President Reagan today left open the possibility that he will cancel a planned stopover in the Philippines in November in the aftermath of the assassination of opposition leader Benigno Aquino Jr.
Administration officials, who asked not to be identified, said that the United States issued a strong statement after the assassination in hopes that it would produce a swift and credible investigation by the government of President Ferdinand Marcos of the shooting.
The officials said that the decision on whether Reagan should make the trip will be made after the investigation is under way and the impact of the murder on the Philippines domestic scene is clearer.
Reagan was asked about the visit today as he left a doctor's appointment, during which he had his hearing examined. Asked if he will go, Reagan suggested that the one-day Manila stopover on his Asia trip in November is not a foregone conclusion.
"Well, I haven't had an opportunity to talk with or know the details of this, or talk with the State Department," he said. "But I'm sure we'll be making a decision on this soon." Asked whether he was worried about making such a trip, Reagan replied, "No."
While the president seemed to leave open the possibility of canceling the trip, White House spokesman Larry Speakes insisted later in the day that it still is scheduled.
"The president of the United States is thinking he's going to the Philippines.
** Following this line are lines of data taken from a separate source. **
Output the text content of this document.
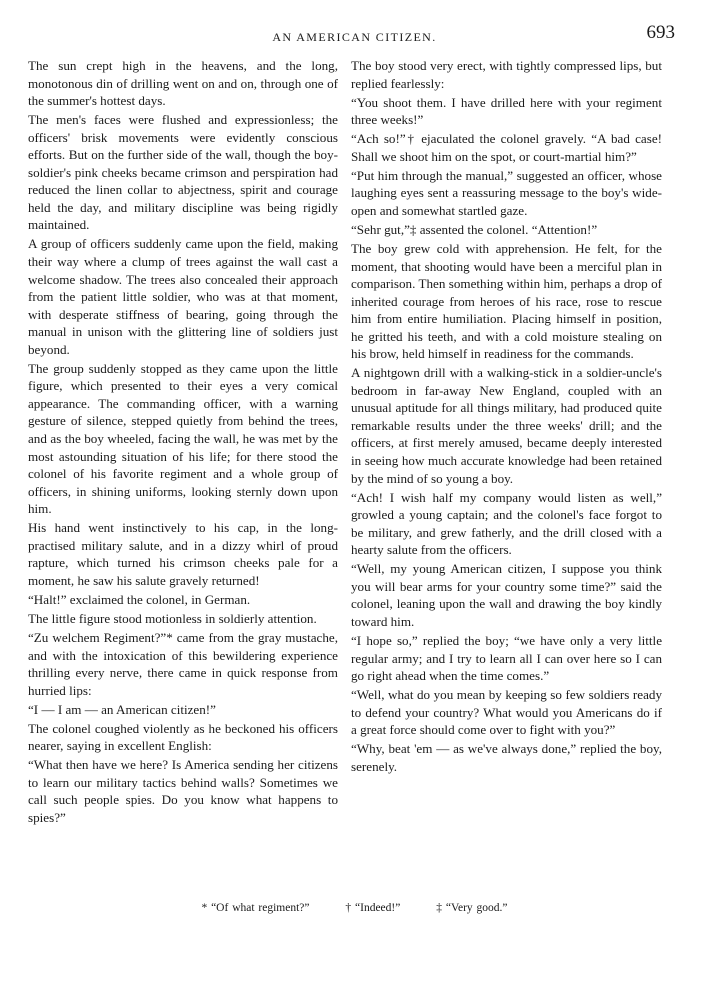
AN AMERICAN CITIZEN.	693

The sun crept high in the heavens, and the long, monotonous din of drilling went on and on, through one of the summer's hottest days.

The men's faces were flushed and expressionless; the officers' brisk movements were evidently conscious efforts. But on the further side of the wall, though the boy-soldier's pink cheeks became crimson and perspiration had reduced the linen collar to abjectness, spirit and courage held the day, and military discipline was being rigidly maintained.

A group of officers suddenly came upon the field, making their way where a clump of trees against the wall cast a welcome shadow. The trees also concealed their approach from the patient little soldier, who was at that moment, with desperate stiffness of bearing, going through the manual in unison with the glittering line of soldiers just beyond.

The group suddenly stopped as they came upon the little figure, which presented to their eyes a very comical appearance. The commanding officer, with a warning gesture of silence, stepped quietly from behind the trees, and as the boy wheeled, facing the wall, he was met by the most astounding situation of his life; for there stood the colonel of his favorite regiment and a whole group of officers, in shining uniforms, looking sternly down upon him.

His hand went instinctively to his cap, in the long-practised military salute, and in a dizzy whirl of proud rapture, which turned his crimson cheeks pale for a moment, he saw his salute gravely returned!

“Halt!” exclaimed the colonel, in German.

The little figure stood motionless in soldierly attention.

“Zu welchem Regiment?”* came from the gray mustache, and with the intoxication of this bewildering experience thrilling every nerve, there came in quick response from hurried lips:

“I — I am — an American citizen!”

The colonel coughed violently as he beckoned his officers nearer, saying in excellent English:

“What then have we here? Is America sending her citizens to learn our military tactics behind walls? Sometimes we call such people spies. Do you know what happens to spies?”

The boy stood very erect, with tightly compressed lips, but replied fearlessly:

“You shoot them. I have drilled here with your regiment three weeks!”

“Ach so!”† ejaculated the colonel gravely. “A bad case! Shall we shoot him on the spot, or court-martial him?”

“Put him through the manual,” suggested an officer, whose laughing eyes sent a reassuring message to the boy's wide-open and somewhat startled gaze.

“Sehr gut,”‡ assented the colonel. “Attention!”

The boy grew cold with apprehension. He felt, for the moment, that shooting would have been a merciful plan in comparison. Then something within him, perhaps a drop of inherited courage from heroes of his race, rose to rescue him from entire humiliation. Placing himself in position, he gritted his teeth, and with a cold moisture stealing on his brow, held himself in readiness for the commands.

A nightgown drill with a walking-stick in a soldier-uncle's bedroom in far-away New England, coupled with an unusual aptitude for all things military, had produced quite remarkable results under the three weeks' drill; and the officers, at first merely amused, became deeply interested in seeing how much accurate knowledge had been retained by the mind of so young a boy.

“Ach! I wish half my company would listen as well,” growled a young captain; and the colonel's face forgot to be military, and grew fatherly, and the drill closed with a hearty salute from the officers.

“Well, my young American citizen, I suppose you think you will bear arms for your country some time?” said the colonel, leaning upon the wall and drawing the boy kindly toward him.

“I hope so,” replied the boy; “we have only a very little regular army; and I try to learn all I can over here so I can go right ahead when the time comes.”

“Well, what do you mean by keeping so few soldiers ready to defend your country? What would you Americans do if a great force should come over to fight with you?”

“Why, beat 'em — as we've always done,” replied the boy, serenely.

* “Of what regiment?”	† “Indeed!”	‡ “Very good.”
He knows he's going to the Philippines," Speakes said. He called any suggestion that the trip might be canceled "speculation."
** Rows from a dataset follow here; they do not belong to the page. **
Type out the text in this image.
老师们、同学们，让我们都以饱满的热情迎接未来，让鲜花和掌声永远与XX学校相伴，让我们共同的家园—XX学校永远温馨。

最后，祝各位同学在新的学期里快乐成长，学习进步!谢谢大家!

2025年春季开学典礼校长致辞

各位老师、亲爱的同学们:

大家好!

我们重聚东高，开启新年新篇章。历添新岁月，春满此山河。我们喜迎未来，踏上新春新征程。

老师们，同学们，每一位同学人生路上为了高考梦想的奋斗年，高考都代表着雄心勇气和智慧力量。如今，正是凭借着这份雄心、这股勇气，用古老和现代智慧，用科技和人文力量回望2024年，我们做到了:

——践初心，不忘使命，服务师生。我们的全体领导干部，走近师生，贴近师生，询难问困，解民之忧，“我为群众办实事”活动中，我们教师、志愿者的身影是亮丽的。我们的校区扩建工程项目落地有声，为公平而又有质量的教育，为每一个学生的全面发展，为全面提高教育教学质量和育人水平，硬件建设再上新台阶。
An informed administration official, however, said that while the trip still is scheduled, "no one would hesitate to reconsider" if the situation deteriorates in the weeks ahead.
"The trip is on, and that's all that can be said," the official said. But he added that reconsideration "depends on the situation in the Philippines" in the days and weeks ahead.
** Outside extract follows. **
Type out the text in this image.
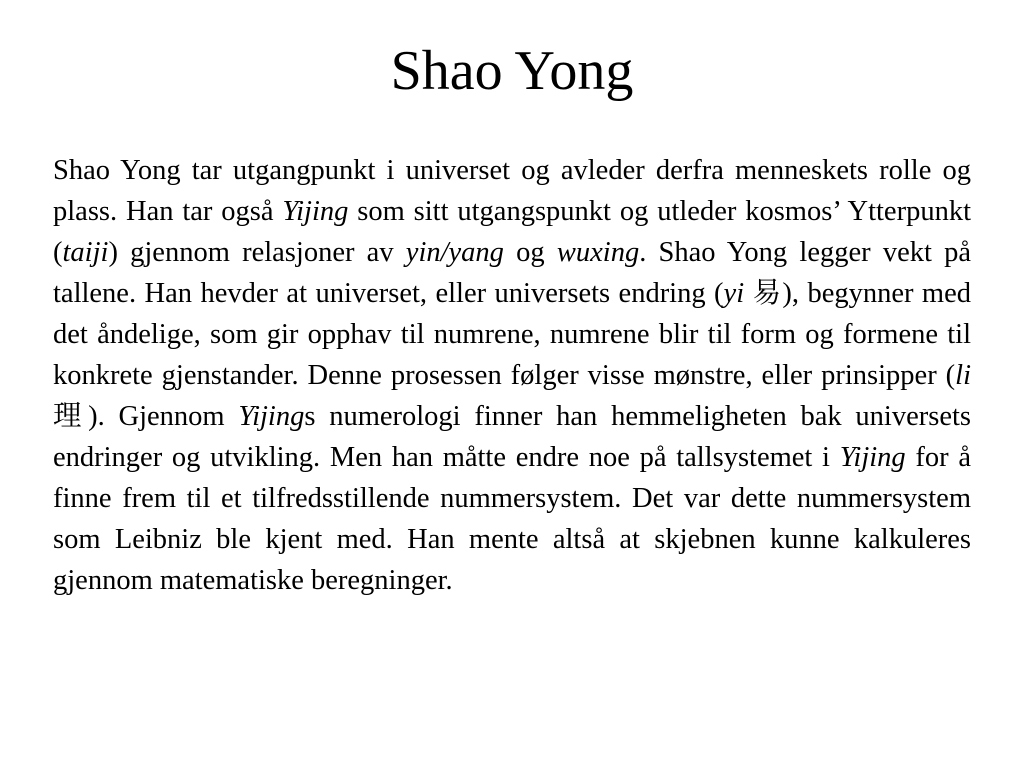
Shao Yong

Shao Yong tar utgangpunkt i universet og avleder derfra menneskets rolle og plass. Han tar også Yijing som sitt utgangspunkt og utleder kosmos’ Ytterpunkt (taiji) gjennom relasjoner av yin/yang og wuxing. Shao Yong legger vekt på tallene. Han hevder at universet, eller universets endring (yi 易), begynner med det åndelige, som gir opphav til numrene, numrene blir til form og formene til konkrete gjenstander. Denne prosessen følger visse mønstre, eller prinsipper (li 理). Gjennom Yijings numerologi finner han hemmeligheten bak universets endringer og utvikling. Men han måtte endre noe på tallsystemet i Yijing for å finne frem til et tilfredsstillende nummersystem. Det var dette nummersystem som Leibniz ble kjent med. Han mente altså at skjebnen kunne kalkuleres gjennom matematiske beregninger.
Specifically, the official said that the trip depends on whether the president's physical security can be assured, whether the Marcos government is conducting a thorough investigation and whether there is domestic unrest.
The White House issued what another official called "an unusually strong" statement responding to the assassination, partly in an attempt to spur the Marcos regime into a swift but credible investigation.
"We've got the heat turned up," the official said.
Speakes told reporters here today that Reagan will not go to the Philippines if his physical security would be endangered.
"We would not put the president in a situation where we had any reservations about his security," he said.
Speakes said there is no direct link between the investigation into the Aquino assassination and whether Reagan visits the Philippines. But he said, "We trust the government of the Philippines will swiftly track down the perpetrators of this political assassination and bring them to justice and punish them."
Speakes said that "perpetrators"--suggesting that there was a conspiracy to kill the opposition leader--was used by the Philippines government. "We note that President Marcos has stated all the resources and powers of his government will be deployed in the quickest possible time to find the perpetrators," Speakes said.
He said that the U.S. Embassy in Manila had reported to Washington today that the security guards accompanying Aquino did not assassinate him. Reports that they had fired on Aquino were the result of "confused impressions" at the time, Speakes said.
Asked whether the United States would support an outside investigation into the murder, Speakes said, "It's being handled by the Philippine government."